One other passage should be considered and in my mind, ends any doubt about whether all the believer’s sins are forgiven at salvation.  The passage in mind is Heb. 6:4-6.

Heb 6:4-6, “For it is impossible for those who were once enlightened, and have tasted the heavenly gift, and have become partakers of the Holy Spirit, and have tasted the good word of God and the powers of the age to come, if they fall away, to renew them again to repentance, since they crucify again for themselves the Son of God, and put Him to an open shame.” (NKJV)

According to the writer of Hebrews, it is impossible for those who are true believers, to regain their salvation if they were to lose it.  In other words if one is truly saved and he loses it through sinful living, there are no second chances.  He only gets one chance at salvation. 

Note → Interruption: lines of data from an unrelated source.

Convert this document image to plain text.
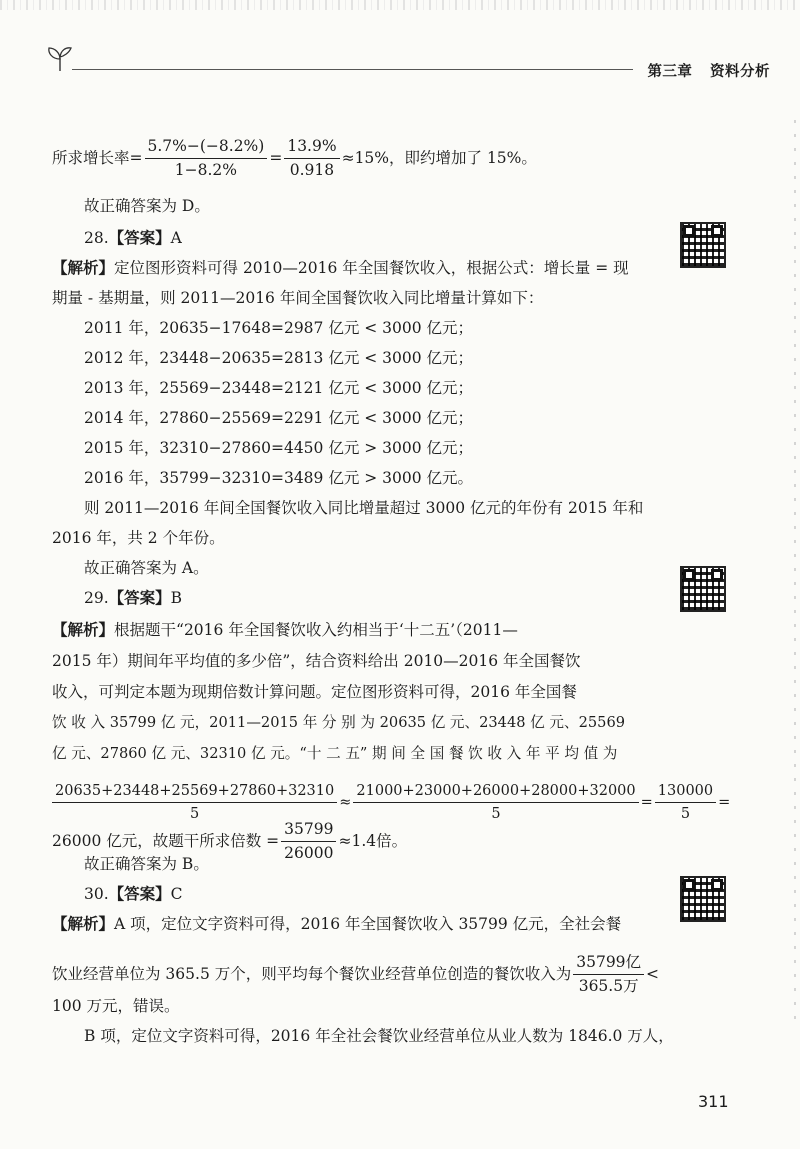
第三章 资料分析
所求增长率= $\frac{5.7\%-(-8.2\%)}{1-8.2\%} = \frac{13.9\%}{0.918} \approx 15\%$，即约增加了 15%。
故正确答案为 D。
28.【答案】A
【解析】定位图形资料可得 2010—2016 年全国餐饮收入，根据公式：增长量 = 现
期量 - 基期量，则 2011—2016 年间全国餐饮收入同比增量计算如下：
2011 年，20635−17648=2987 亿元 < 3000 亿元；
2012 年，23448−20635=2813 亿元 < 3000 亿元；
2013 年，25569−23448=2121 亿元 < 3000 亿元；
2014 年，27860−25569=2291 亿元 < 3000 亿元；
2015 年，32310−27860=4450 亿元 > 3000 亿元；
2016 年，35799−32310=3489 亿元 > 3000 亿元。
则 2011—2016 年间全国餐饮收入同比增量超过 3000 亿元的年份有 2015 年和
2016 年，共 2 个年份。
故正确答案为 A。
29.【答案】B
【解析】根据题干“2016 年全国餐饮收入约相当于‘十二五’（2011—
2015 年）期间年平均值的多少倍”，结合资料给出 2010—2016 年全国餐饮
收入，可判定本题为现期倍数计算问题。定位图形资料可得，2016 年全国餐
饮 收 入 35799 亿 元，2011—2015 年 分 别 为 20635 亿 元、23448 亿 元、25569
亿 元、27860 亿 元、32310 亿 元。“十 二 五” 期 间 全 国 餐 饮 收 入 年 平 均 值 为
$\frac{20635+23448+25569+27860+32310}{5} \approx \frac{21000+23000+26000+28000+32000}{5} = \frac{130000}{5}$ =
26000 亿元，故题干所求倍数 = $\frac{35799}{26000} \approx 1.4$倍。
故正确答案为 B。
30.【答案】C
【解析】A 项，定位文字资料可得，2016 年全国餐饮收入 35799 亿元，全社会餐
饮业经营单位为 365.5 万个，则平均每个餐饮业经营单位创造的餐饮收入为 $\frac{\text{35799亿}}{\text{365.5万}}$ <
100 万元，错误。
B 项，定位文字资料可得，2016 年全社会餐饮业经营单位从业人数为 1846.0 万人，
311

The writer is not saying that a true believer can lose his salvation.  What he is doing is showing the implications if it were possible.  Most who believe that genuine salvation can be lost also believe that salvation can be regained again.  Many are “saved” and “resaved” many times.  However, Hebrews says if it is possible to lose one’s salvation then it is impossible to get it back.   

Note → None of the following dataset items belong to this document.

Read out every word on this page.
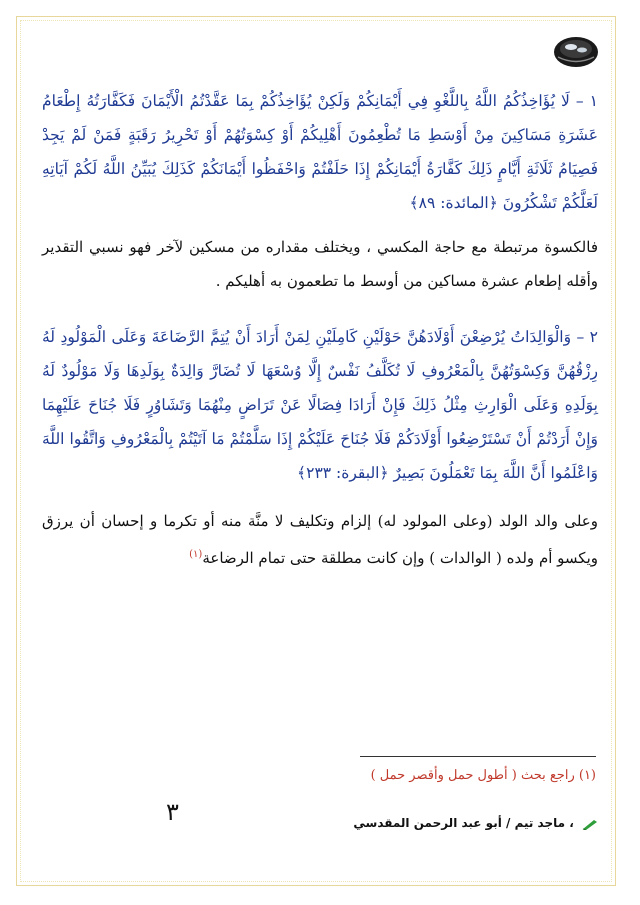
١ – لَا يُؤَاخِذُكُمُ اللَّهُ بِاللَّغْوِ فِي أَيْمَانِكُمْ وَلَكِنْ يُؤَاخِذُكُمْ بِمَا عَقَّدْتُمُ الْأَيْمَانَ فَكَفَّارَتُهُ إِطْعَامُ عَشَرَةِ مَسَاكِينَ مِنْ أَوْسَطِ مَا تُطْعِمُونَ أَهْلِيكُمْ أَوْ كِسْوَتُهُمْ أَوْ تَحْرِيرُ رَقَبَةٍ فَمَنْ لَمْ يَجِدْ فَصِيَامُ ثَلَاثَةِ أَيَّامٍ ذَلِكَ كَفَّارَةُ أَيْمَانِكُمْ إِذَا حَلَفْتُمْ وَاحْفَظُوا أَيْمَانَكُمْ كَذَلِكَ يُبَيِّنُ اللَّهُ لَكُمْ آيَاتِهِ لَعَلَّكُمْ تَشْكُرُونَ ﴿المائدة: ٨٩﴾

فالكسوة مرتبطة مع حاجة المكسي ، ويختلف مقداره من مسكين لآخر فهو نسبي التقدير وأقله إطعام عشرة مساكين من أوسط ما تطعمون به أهليكم .

٢ – وَالْوَالِدَاتُ يُرْضِعْنَ أَوْلَادَهُنَّ حَوْلَيْنِ كَامِلَيْنِ لِمَنْ أَرَادَ أَنْ يُتِمَّ الرَّضَاعَةَ وَعَلَى الْمَوْلُودِ لَهُ رِزْقُهُنَّ وَكِسْوَتُهُنَّ بِالْمَعْرُوفِ لَا تُكَلَّفُ نَفْسٌ إِلَّا وُسْعَهَا لَا تُضَارَّ وَالِدَةٌ بِوَلَدِهَا وَلَا مَوْلُودٌ لَهُ بِوَلَدِهِ وَعَلَى الْوَارِثِ مِثْلُ ذَلِكَ فَإِنْ أَرَادَا فِصَالًا عَنْ تَرَاضٍ مِنْهُمَا وَتَشَاوُرٍ فَلَا جُنَاحَ عَلَيْهِمَا وَإِنْ أَرَدْتُمْ أَنْ تَسْتَرْضِعُوا أَوْلَادَكُمْ فَلَا جُنَاحَ عَلَيْكُمْ إِذَا سَلَّمْتُمْ مَا آتَيْتُمْ بِالْمَعْرُوفِ وَاتَّقُوا اللَّهَ وَاعْلَمُوا أَنَّ اللَّهَ بِمَا تَعْمَلُونَ بَصِيرٌ ﴿البقرة: ٢٣٣﴾

وعلى والد الولد (وعلى المولود له) إلزام وتكليف لا منَّة منه أو تكرما و إحسان أن يرزق ويكسو أم ولده ( الوالدات ) وإن كانت مطلقة حتى تمام الرضاعة$^{(١)}$

(١) راجع بحث ( أطول حمل وأقصر حمل )
٣	، ماجد تيم / أبو عبد الرحمن المقدسي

The reason the writer draws this conclusion has to do with the nature of death.  For a person to be subject to death both physical and spiritual, he must commit sin that has not been forgiven.  Since sin is the means to hell, for a believer to lose his salvation he would have to commit some type of sin that was not covered at Calvary.  However, as we saw earlier, Christ’s work on the cross atoned for all the sin of mankind from Adam to the last person born.  At this point let us note three important points that the writer is trying to make.

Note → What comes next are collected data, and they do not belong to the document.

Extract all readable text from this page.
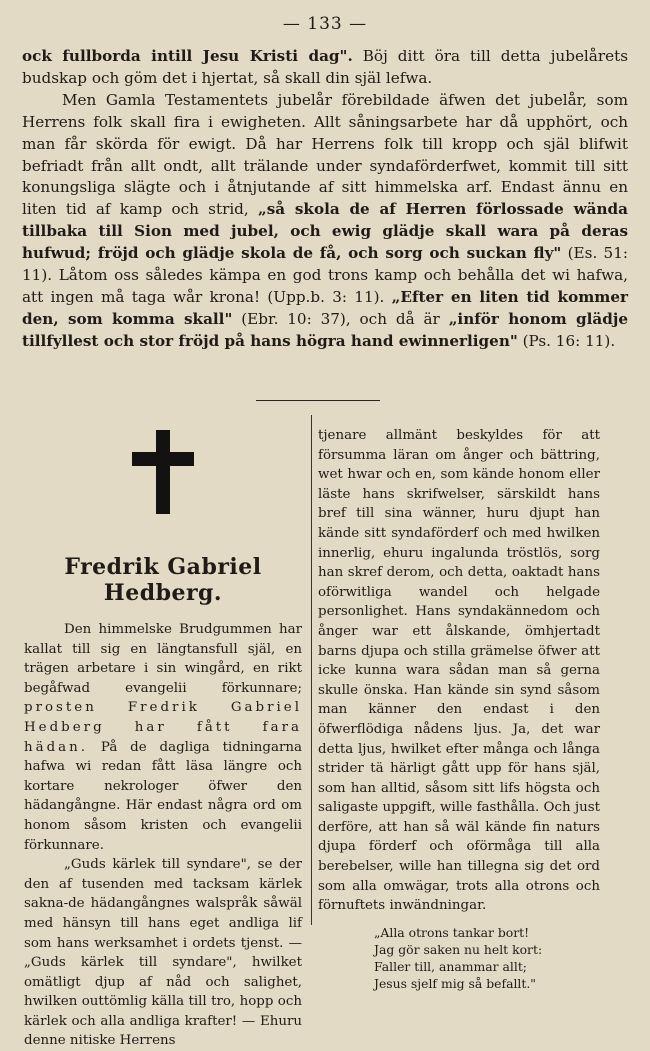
— 133 —

ock fullborda intill Jesu Kristi dag". Böj ditt öra till detta jubelårets budskap och göm det i hjertat, så skall din själ lefwa.

Men Gamla Testamentets jubelår förebildade äfwen det jubelår, som Herrens folk skall fira i ewigheten. Allt såningsarbete har då upphört, och man får skörda för ewigt. Då har Herrens folk till kropp och själ blifwit befriadt från allt ondt, allt trälande under syndaförderfwet, kommit till sitt konungsliga slägte och i åtnjutande af sitt himmelska arf. Endast ännu en liten tid af kamp och strid, „så skola de af Herren förlossade wända tillbaka till Sion med jubel, och ewig glädje skall wara på deras hufwud; fröjd och glädje skola de få, och sorg och suckan fly" (Es. 51: 11). Låtom oss således kämpa en god trons kamp och behålla det wi hafwa, att ingen må taga wår krona! (Upp.b. 3: 11). „Efter en liten tid kommer den, som komma skall" (Ebr. 10: 37), och då är „inför honom glädje tillfyllest och stor fröjd på hans högra hand ewinnerligen" (Ps. 16: 11).

Fredrik Gabriel Hedberg.

Den himmelske Brudgummen har kallat till sig en längtansfull själ, en trägen arbetare i sin wingård, en rikt begåfwad evangelii förkunnare; prosten Fredrik Gabriel Hedberg har fått fara hädan. På de dagliga tidningarna hafwa wi redan fått läsa längre och kortare nekrologer öfwer den hädangångne. Här endast några ord om honom såsom kristen och evangelii förkunnare.

„Guds kärlek till syndare", se der den af tusenden med tacksam kärlek sakna-de hädangångnes walspråk såwäl med hänsyn till hans eget andliga lif som hans werksamhet i ordets tjenst. — „Guds kärlek till syndare", hwilket omätligt djup af nåd och salighet, hwilken outtömlig källa till tro, hopp och kärlek och alla andliga krafter! — Ehuru denne nitiske Herrens

tjenare allmänt beskyldes för att försumma läran om ånger och bättring, wet hwar och en, som kände honom eller läste hans skrifwelser, särskildt hans bref till sina wänner, huru djupt han kände sitt syndaförderf och med hwilken innerlig, ehuru ingalunda tröstlös, sorg han skref derom, och detta, oaktadt hans oförwitliga wandel och helgade personlighet. Hans syndakännedom och ånger war ett ålskande, ömhjertadt barns djupa och stilla grämelse öfwer att icke kunna wara sådan man så gerna skulle önska. Han kände sin synd såsom man känner den endast i den öfwerflödiga nådens ljus. Ja, det war detta ljus, hwilket efter många och långa strider tä härligt gått upp för hans själ, som han alltid, såsom sitt lifs högsta och saligaste uppgift, wille fasthålla. Och just derföre, att han så wäl kände fin naturs djupa förderf och oförmåga till alla berebelser, wille han tillegna sig det ord som alla omwägar, trots alla otrons och förnuftets inwändningar.

„Alla otrons tankar bort!
Jag gör saken nu helt kort:
Faller till, anammar allt;
Jesus sjelf mig så befallt."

  1. It is ridiculous to even consider a believer committing a sin not covered under the blood of Christ.  Christ covered it all so therefore it is impossible for any believer to commit a sin that Christ has not covered. 
  2. If it were possible to commit a sin not covered by Christ, the only hope the believer would have of regaining his salvation would require Jesus to come and die once again on the cross to cover this additional sin.  This just isn’t going to happen!  So if you cling to the idea that a believer can lose their salvation, you must accept the idea that if lose your salvation, you cannot get it back.
  3. If such a thing could happen, then you put Jesus Christ to open shame.  As we have seen when Christ suffered on the cross, He made a declaration, “It is finished.” By this statement He announced to all that He had completed the atonement for all of man’s sin.  There is no sin left in the history of mankind that Christ has not covered.  To hold that a believer can commit a sin not covered by Christ’s atonement is to accuse Christ of being a liar and a failure, for Christ and the Scriptures declare He covered it all. 

By giving this hypothetical statement, the writer of Hebrews is proving without question that the possibility of a believer losing His salvation is totally out of the range of possibility.   Since the idea that Christ missed some sin on the cross is totally contrary to Scripture, so then is the idea of a believer losing his salvation.   

This is one very important point missed by churches like the Roman Catholic Church.  At every Mass and at the Last Rites they “crucify Christ again” on the cross to atone for sin not covered since the last Mass.   That is why they believe that at the Mass, the bread becomes the actual body of Christ and the Cup the actual blood of Christ.  This explains why their crosses always have Christ hanging on them for they believe the work of Christ is not complete and must be continuously offered over and over.  I have often wondered if those who believe they can lose their salvation would still cling to this view if they accepted the fact that if salvation can be lost, it cannot be renewed again. The Bible is clear about the eternal security of every believer.